The employment report released yesterday leaned considerably on the positive side. That’s my opinion as well as the opinion of many other market analysts. markets were waiting for that report, considering that ISM manufacturing PMI indicator came in pretty weak at the beginning of the week. This indicator fell below 50 points which is the break-even level, which means that it fell in contraction, just like in other major/developed countries of the world. This increased fears of a possible recession coming up in the US, or at least for this sector like it has been in Germany. Although, the ADP non-farm employment came in stronger on Thursday at 195k, so traders were left in doubt. They had placed their hopes for some clarification of where the US economy is right now on yesterday’s employment report.

The employment report looked pretty strong and it is strong in my opinion as mentioned above, but there were a few caveats. The average hourly earnings increased by 0.4% in August, more than the 0.3% expected and YoY they came in at 3.2% against 3.0% expected. This is the strongest component of this employment report, showing that the pace of growth is increasing in earnings of the average US worker. Wages have been sort of stagnant for a long time despite the unemployment rate falling to a multi decade-low of 3.7%, but now they are increasing. That shows that the US companies are finding it harder to find employees and are paying them more.

Another sign of this, is the fact that the participation rate increased by two points from 63.0% to 63.2%. The unemployment rate remained unchanged, but had the participation rate remained the same, the unemployment rate would have declined by two points to 3.5%.

The non-farm employment change did miss expectations of  160k growth, but they still grew pretty solidly by around $130k which would compensate for the population growth. Although, the 3-month average has declined considerably from 223k last year to 158k now. That’s one thing to put a dent on this employment report.

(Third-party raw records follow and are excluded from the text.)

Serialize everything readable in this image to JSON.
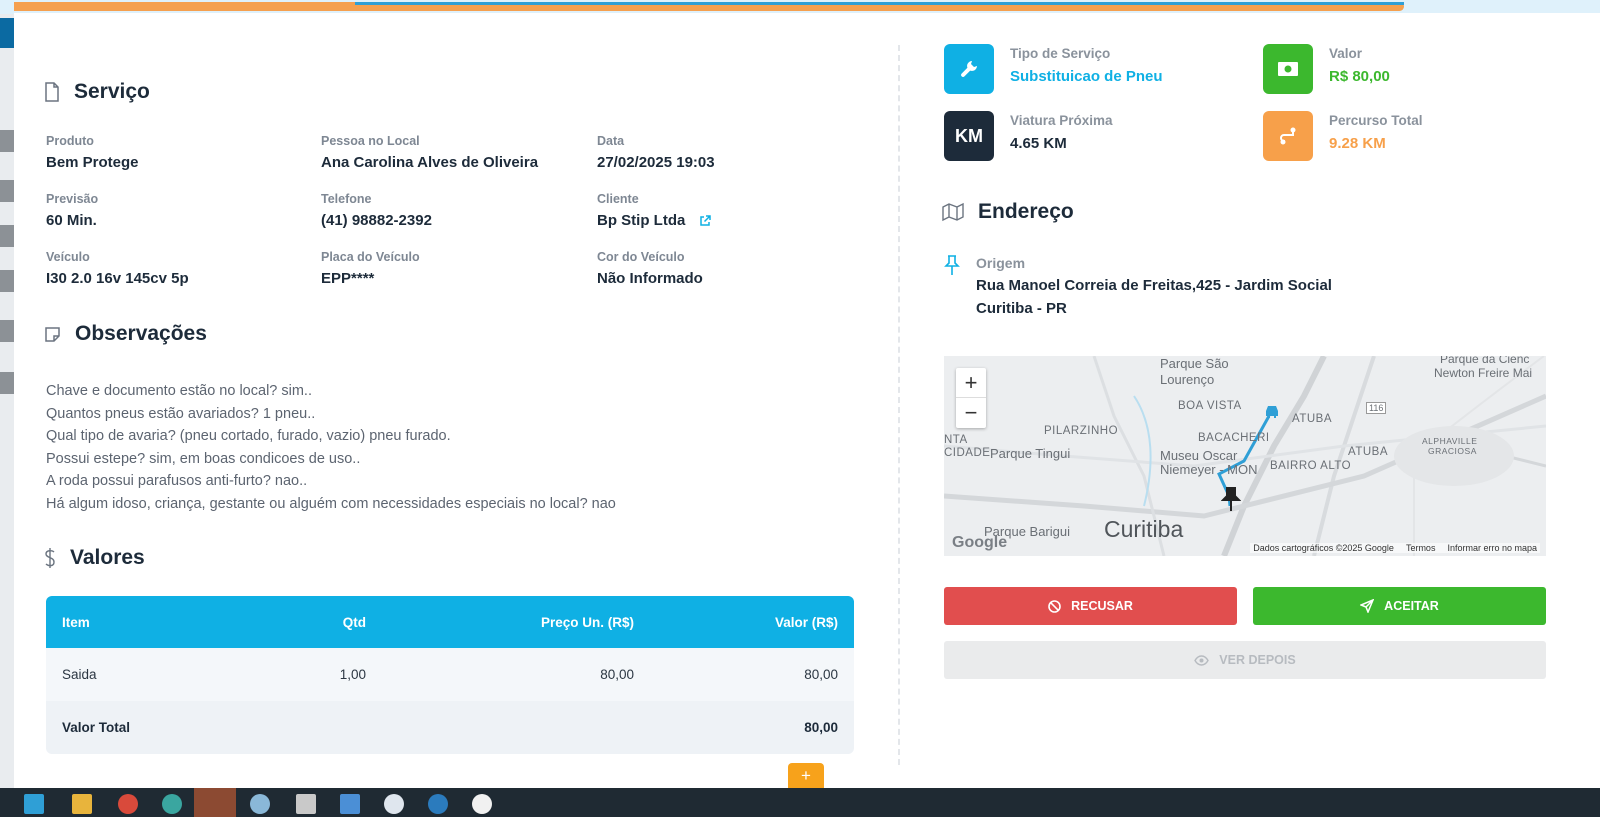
{
  "service": {
    "title": "Serviço",
    "fields": [
      {
        "label": "Produto",
        "value": "Bem Protege"
      },
      {
        "label": "Pessoa no Local",
        "value": "Ana Carolina Alves de Oliveira"
      },
      {
        "label": "Data",
        "value": "27/02/2025 19:03"
      },
      {
        "label": "Previsão",
        "value": "60 Min."
      },
      {
        "label": "Telefone",
        "value": "(41) 98882-2392"
      },
      {
        "label": "Cliente",
        "value": "Bp Stip Ltda"
      },
      {
        "label": "Veículo",
        "value": "I30 2.0 16v 145cv 5p"
      },
      {
        "label": "Placa do Veículo",
        "value": "EPP****"
      },
      {
        "label": "Cor do Veículo",
        "value": "Não Informado"
      }
    ]
  },
  "observations": {
    "title": "Observações",
    "lines": [
      "Chave e documento estão no local? sim..",
      "Quantos pneus estão avariados? 1 pneu..",
      "Qual tipo de avaria? (pneu cortado, furado, vazio) pneu furado.",
      "Possui estepe? sim, em boas condicoes de uso..",
      "A roda possui parafusos anti-furto? nao..",
      "Há algum idoso, criança, gestante ou alguém com necessidades especiais no local? nao"
    ]
  },
  "values": {
    "title": "Valores",
    "headers": {
      "item": "Item",
      "qty": "Qtd",
      "unit": "Preço Un. (R$)",
      "value": "Valor (R$)"
    },
    "rows": [
      {
        "item": "Saida",
        "qty": "1,00",
        "unit": "80,00",
        "value": "80,00"
      }
    ],
    "total_label": "Valor Total",
    "total_value": "80,00"
  },
  "cards": {
    "service_type": {
      "label": "Tipo de Serviço",
      "value": "Substituicao de Pneu",
      "color": "#0fb0e4"
    },
    "price": {
      "label": "Valor",
      "value": "R$ 80,00",
      "color": "#3cb82e"
    },
    "nearest": {
      "label": "Viatura Próxima",
      "value": "4.65 KM",
      "icon_text": "KM",
      "color": "#1d2b3a"
    },
    "route": {
      "label": "Percurso Total",
      "value": "9.28 KM",
      "color": "#f7a04a"
    }
  },
  "address": {
    "title": "Endereço",
    "origin_label": "Origem",
    "line1": "Rua Manoel Correia de Freitas,425 - Jardim Social",
    "line2": "Curitiba - PR"
  },
  "map": {
    "labels": {
      "parque_sao_lourenco_1": "Parque São",
      "parque_sao_lourenco_2": "Lourenço",
      "parque_ciencia_1": "Parque da Ciênc",
      "parque_ciencia_2": "Newton Freire Mai",
      "boa_vista": "BOA VISTA",
      "atuba1": "ATUBA",
      "atuba2": "ATUBA",
      "pilarzinho": "PILARZINHO",
      "bacacheri": "BACACHERI",
      "nta": "NTA",
      "cidade": "CIDADE",
      "parque_tingui": "Parque Tingui",
      "museu1": "Museu Oscar",
      "museu2": "Niemeyer - MON",
      "bairro_alto": "BAIRRO ALTO",
      "alphaville1": "ALPHAVILLE",
      "alphaville2": "GRACIOSA",
      "parque_barigui": "Parque Barigui",
      "curitiba": "Curitiba",
      "road_116": "116"
    },
    "zoom_in": "+",
    "zoom_out": "−",
    "logo": "Google",
    "footer_data": "Dados cartográficos ©2025 Google",
    "footer_terms": "Termos",
    "footer_report": "Informar erro no mapa"
  },
  "actions": {
    "refuse": "RECUSAR",
    "accept": "ACEITAR",
    "later": "VER DEPOIS"
  },
  "fab": "+"
}
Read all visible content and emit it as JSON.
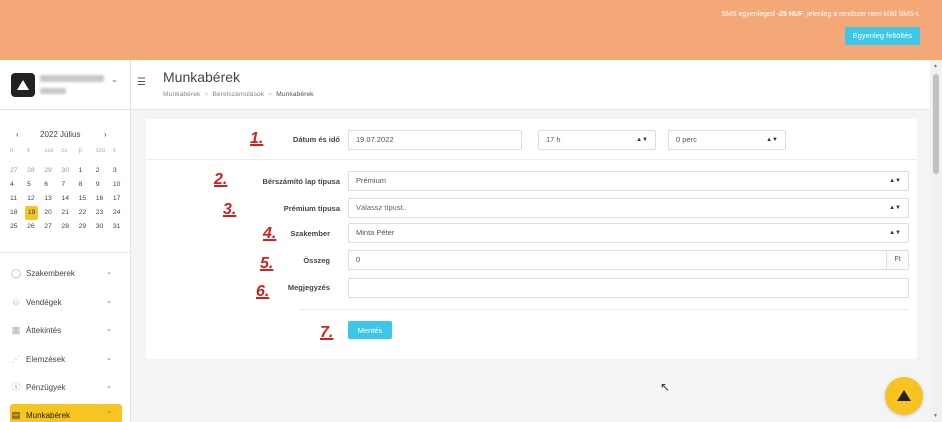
{
  "banner": {
    "sms_prefix": "SMS egyenleged ",
    "sms_amount": "-25 HUF",
    "sms_suffix": ", jelenleg a rendszer nem küld SMS-t.",
    "topup_label": "Egyenleg feltöltés"
  },
  "calendar": {
    "title": "2022 Július",
    "prev": "‹",
    "next": "›",
    "weekdays": [
      "h",
      "k",
      "sze",
      "cs",
      "p",
      "szo",
      "v"
    ],
    "weeks": [
      [
        "27",
        "28",
        "29",
        "30",
        "1",
        "2",
        "3"
      ],
      [
        "4",
        "5",
        "6",
        "7",
        "8",
        "9",
        "10"
      ],
      [
        "11",
        "12",
        "13",
        "14",
        "15",
        "16",
        "17"
      ],
      [
        "18",
        "19",
        "20",
        "21",
        "22",
        "23",
        "24"
      ],
      [
        "25",
        "26",
        "27",
        "28",
        "29",
        "30",
        "31"
      ]
    ],
    "today": "19"
  },
  "nav": {
    "items": [
      {
        "label": "Szakemberek",
        "icon": "person-icon"
      },
      {
        "label": "Vendégek",
        "icon": "users-icon"
      },
      {
        "label": "Áttekintés",
        "icon": "grid-icon"
      },
      {
        "label": "Elemzések",
        "icon": "chart-icon"
      },
      {
        "label": "Pénzügyek",
        "icon": "coin-icon"
      },
      {
        "label": "Munkabérek",
        "icon": "payroll-icon",
        "active": true
      }
    ]
  },
  "header": {
    "title": "Munkabérek",
    "breadcrumb": [
      "Munkabérek",
      "Bérelszámolások",
      "Munkabérek"
    ]
  },
  "form": {
    "date_label": "Dátum és idő",
    "date_value": "19.07.2022",
    "hour_value": "17 h",
    "minute_value": "0 perc",
    "sheet_type_label": "Bérszámító lap típusa",
    "sheet_type_value": "Prémium",
    "premium_type_label": "Prémium típusa",
    "premium_type_placeholder": "Válassz típust..",
    "specialist_label": "Szakember",
    "specialist_value": "Minta Péter",
    "amount_label": "Összeg",
    "amount_value": "0",
    "amount_suffix": "Ft",
    "note_label": "Megjegyzés",
    "note_value": "",
    "save_label": "Mentés"
  },
  "annotations": [
    "1.",
    "2.",
    "3.",
    "4.",
    "5.",
    "6.",
    "7."
  ],
  "colors": {
    "banner": "#f4a878",
    "accent": "#3cc6e8",
    "active": "#f7c522",
    "annotation": "#d41f1f"
  }
}
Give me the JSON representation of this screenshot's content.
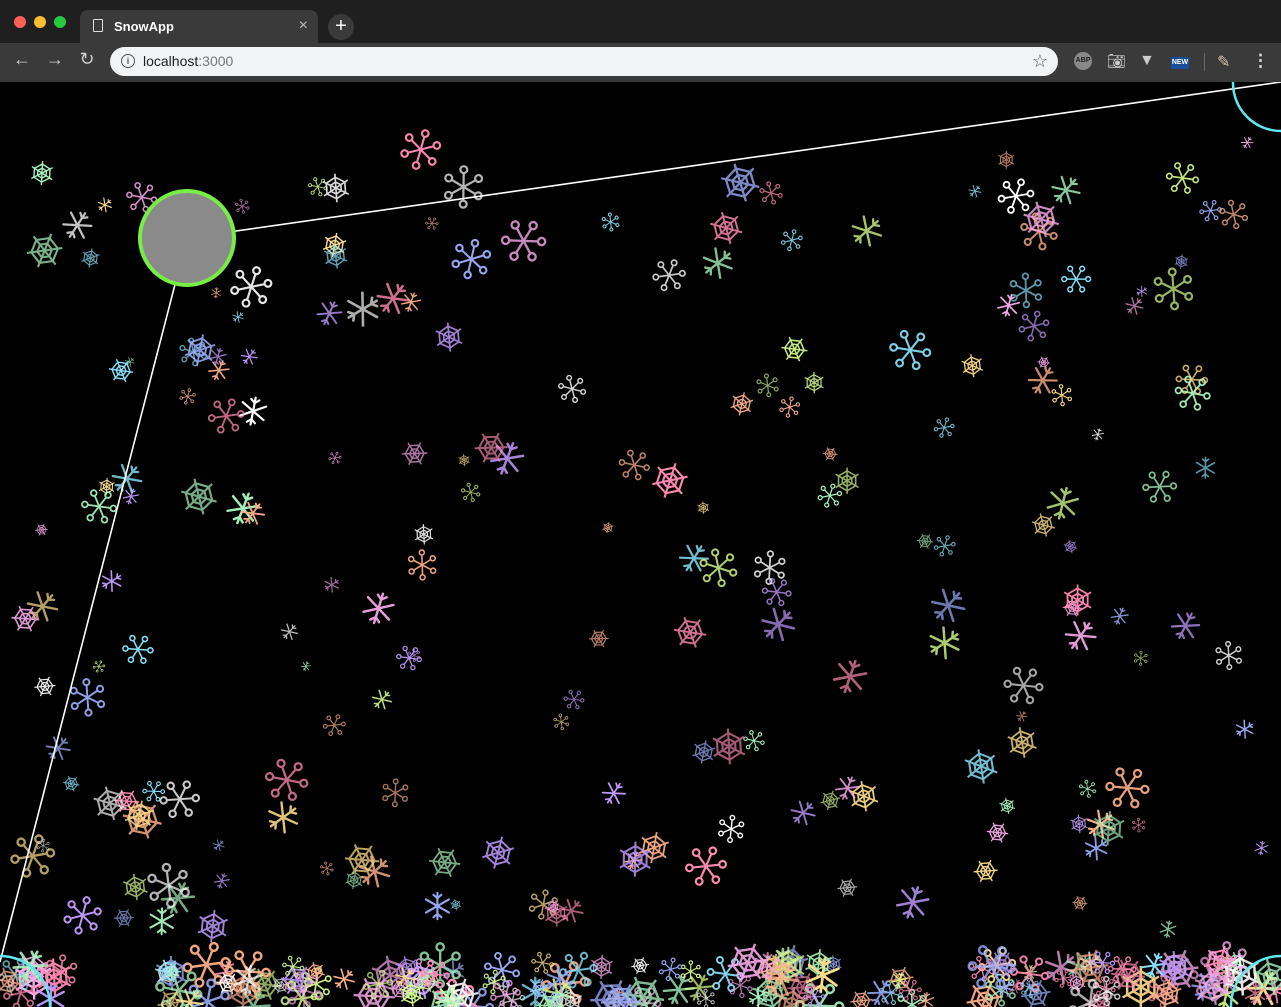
{
  "browser": {
    "tab_title": "SnowApp",
    "tab_close": "×",
    "new_tab": "+",
    "url_host": "localhost",
    "url_port": ":3000",
    "bookmark_star": "☆",
    "extensions": [
      {
        "name": "adblock-plus",
        "label": "ABP"
      },
      {
        "name": "screenshot",
        "label": ""
      },
      {
        "name": "vue-devtools",
        "label": ""
      },
      {
        "name": "new-extension",
        "label": "NEW"
      },
      {
        "name": "pen-extension",
        "label": ""
      }
    ],
    "nav": {
      "back": "←",
      "forward": "→",
      "reload": "↻",
      "menu": "⋮"
    }
  },
  "scene": {
    "background_color": "#000000",
    "handle_fill": "#8a8a8a",
    "handle_stroke": "#77ee44",
    "corner_handle_stroke": "#5ee8f0",
    "line_color": "#ffffff",
    "snowflake_palette": [
      "#ffffff",
      "#f6a8e8",
      "#a8f6c0",
      "#9fb0ff",
      "#ffe08a",
      "#ffb28a",
      "#c19bff",
      "#8ae6ff",
      "#ff8ab4",
      "#d8ff8a"
    ]
  }
}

Another thing to weigh on this report was the 25k temporary jobs that were added by the government for the 2020 US census. Another issue was the private payrolls which increased by 96k which is a three-month low. The total non-farm employment change have also been revised lower for the past 4 months. Although the thing which weighed most on this report was the really low jobs increase in the manufacturing sector, by only 3k while retailers cut jobs for the seven straight month. This increases fears that manufacturing sector is in difficulty in the US and retails show a weakness in consumer spending, despite growing wages. That’s a sign that the US consumer might be holding on in fear of a further economic slowdown.

Now, traders think that the FED might actually cut rates again this month for the second straight month. So, while the headline figures are positive, the details of the employment report highlight weakness in some sectors. In normal times, this would have gone by unnoticed, but now that manufacturing is suffering in a global scale, the trade war is in full flow, the global economy is heading to stagnation and major central banks are in the middle of monetary policy easing by the means of interest rates cuts, things get more complicated. It’s not given that the EFD will cut rates again in the next meeting, but the odds have gone up after the soft ISM non-manufacturing report and the slow jobs increase in manufacturing adds some more points to the odds of the FED cutting rates, hence the decline in the  USD.